そして汗をかきながら、荒い息をついてレオは下を見る。
少しだけ、本当に少しだけ気持ちが後ろ向きになる。
無理かもしれない。やめておいたほうがよかったかもしれない。
意識が朦朧としてきたせいで、弱気が心をよぎる。
そんなとき、レオの耳に声が届いた。
『レオ……聞こえるか?』
「に、い……さん……?」
それはレオには幻聴に思えた。
意識が朦朧としてきたから聞こえる幻聴。
そこまで追い込まれたかとレオは自嘲する。威勢よくすべてを救う決断をしながら、その最初の一歩で躓いたあげく、幻聴まで聞く羽目になるとは。
だが、その幻聴はそんなレオに発破をかけた。
『どうした? 下なんか向いて。地面に何がある?』
「はぁはぁ……手厳しいなぁ……」
『兄貴だからな、当然だ。どうせ周りから止められても聞かずに決断したんだろう? どれだけ言葉を並べられても、〝それでも〟と思って決断したんじゃないか? 命を諦めたくなかった。そうだろ?』
「敵わないなぁ……兄さんには……」
幻聴は兄の声で心を見透かしてくる。
レオはその状況に苦笑する。だが、苦笑するくらいには元気は戻っていた。どうしてか?
アルの声が聞けたからだ。
『お前の選択は馬鹿の選択だ。安定を取ったほうが人生は生きやすい。いつだって満点は取れない。どこかで諦めるのは肝心だ』
「そう、だよね……」
『だがな、そんなの承知で決断したんだろ? なら今は諦めるな。きつかろうが、辛かろうが歯を食いしばって耐えろ。大勢を自分の我儘に巻き込んだんだ。諦める権利なんてお前にはないぞ』
「……そうだ……けど……僕の魔力じゃ……」
気持ちだけは少しだけ前を向いた。
だが、問題は何一つ解決していない。
魔力が足りず、魔法が成立しないのだ。
しかし、幻聴は容赦しない。
『〝けど〟じゃない。できる、できないじゃないんだ。〝やるんだ〟。魔力が足りない? 体中から全部絞り出したか? まだ喋る元気があるだろうが。思考する元気があるだろうが。そんなのはまだまだ限界じゃない。自分で敷いた限界の一線で立ち止まるな。男が一度、すべて救うと決めたんだ。そんな限界くらい超えて見せろ!』
甘えを許さない声がレオを追い詰める。
だが、その声を聞くたびにレオの体に力が戻ってきた。
その通りだと心にまた火が灯る。
まだ吐血もしていない。立ってもいられる。まだまだ自分に余裕がある。
それは甘えなのだとレオは再認識して、体中の魔力をすべて使い果たすつもりで魔力を放出し始める。

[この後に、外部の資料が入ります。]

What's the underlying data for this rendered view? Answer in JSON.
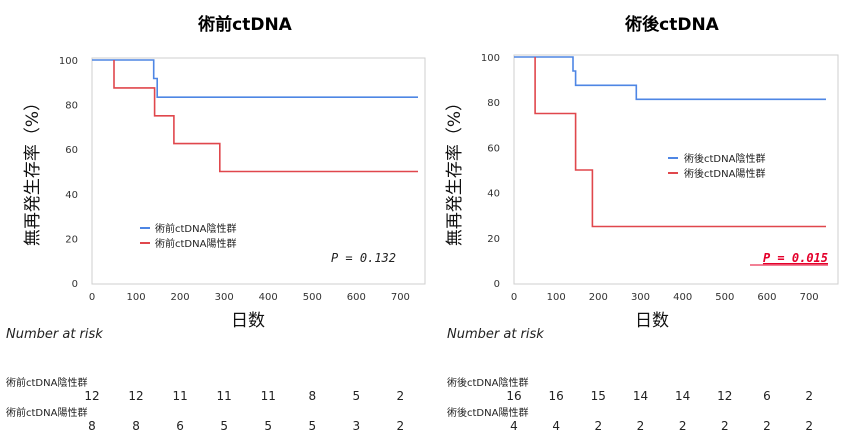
{
  "chart_data": [
    {
      "type": "line",
      "title": "術前ctDNA",
      "xlabel": "日数",
      "ylabel": "無再発生存率（%）",
      "xlim": [
        0,
        740
      ],
      "ylim": [
        0,
        100
      ],
      "xticks": [
        "0",
        "100",
        "200",
        "300",
        "400",
        "500",
        "600",
        "700"
      ],
      "yticks": [
        "0",
        "20",
        "40",
        "60",
        "80",
        "100"
      ],
      "grid": false,
      "legend_position": "lower-left",
      "p_value": "P = 0.132",
      "p_significant": false,
      "series": [
        {
          "name": "術前ctDNA陰性群",
          "color": "#4e86e4",
          "steps": [
            [
              0,
              100
            ],
            [
              140,
              100
            ],
            [
              140,
              91.7
            ],
            [
              148,
              91.7
            ],
            [
              148,
              83.3
            ],
            [
              740,
              83.3
            ]
          ]
        },
        {
          "name": "術前ctDNA陽性群",
          "color": "#e0474c",
          "steps": [
            [
              50,
              100
            ],
            [
              50,
              87.5
            ],
            [
              142,
              87.5
            ],
            [
              142,
              75
            ],
            [
              186,
              75
            ],
            [
              186,
              62.5
            ],
            [
              290,
              62.5
            ],
            [
              290,
              50
            ],
            [
              740,
              50
            ]
          ]
        }
      ],
      "risk_table": {
        "header": "Number at risk",
        "rows": [
          {
            "label": "術前ctDNA陰性群",
            "values": [
              "12",
              "12",
              "11",
              "11",
              "11",
              "8",
              "5",
              "2"
            ]
          },
          {
            "label": "術前ctDNA陽性群",
            "values": [
              "8",
              "8",
              "6",
              "5",
              "5",
              "5",
              "3",
              "2"
            ]
          }
        ]
      }
    },
    {
      "type": "line",
      "title": "術後ctDNA",
      "xlabel": "日数",
      "ylabel": "無再発生存率（%）",
      "xlim": [
        0,
        740
      ],
      "ylim": [
        0,
        100
      ],
      "xticks": [
        "0",
        "100",
        "200",
        "300",
        "400",
        "500",
        "600",
        "700"
      ],
      "yticks": [
        "0",
        "20",
        "40",
        "60",
        "80",
        "100"
      ],
      "grid": false,
      "legend_position": "center-right",
      "p_value": "P = 0.015",
      "p_significant": true,
      "series": [
        {
          "name": "術後ctDNA陰性群",
          "color": "#4e86e4",
          "steps": [
            [
              0,
              100
            ],
            [
              140,
              100
            ],
            [
              140,
              93.8
            ],
            [
              146,
              93.8
            ],
            [
              146,
              87.5
            ],
            [
              290,
              87.5
            ],
            [
              290,
              81.3
            ],
            [
              740,
              81.3
            ]
          ]
        },
        {
          "name": "術後ctDNA陽性群",
          "color": "#e0474c",
          "steps": [
            [
              50,
              100
            ],
            [
              50,
              75
            ],
            [
              146,
              75
            ],
            [
              146,
              50
            ],
            [
              186,
              50
            ],
            [
              186,
              25
            ],
            [
              740,
              25
            ]
          ]
        }
      ],
      "risk_table": {
        "header": "Number at risk",
        "rows": [
          {
            "label": "術後ctDNA陰性群",
            "values": [
              "16",
              "16",
              "15",
              "14",
              "14",
              "12",
              "6",
              "2"
            ]
          },
          {
            "label": "術後ctDNA陽性群",
            "values": [
              "4",
              "4",
              "2",
              "2",
              "2",
              "2",
              "2",
              "2"
            ]
          }
        ]
      }
    }
  ]
}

『お前の決断を理想だと否定する奴がいるだろう。綺麗事だと笑う奴がいるだろう。たしかに百人いても百人が選ばない選択かもしれない。だが、百一人目がお前だ。奇跡はそういう奴にしか巡ってこない。否定して笑う奴らはすべて結果で黙らせろ!』
「うん……そうするよ……全員救うんだ……救って見せると決断したんだ……!!」
『いいぞ! さぁ、前を向け。お前が救いたいと願う人もお前の救いを待つ人もお前の足元にはいない』
レオはゆっくりと前を向く。
近くでは成り損ないと戦うネルベ・リッターと騎士たち。そしてその先には城の中でこちらを狙う悪鬼たち。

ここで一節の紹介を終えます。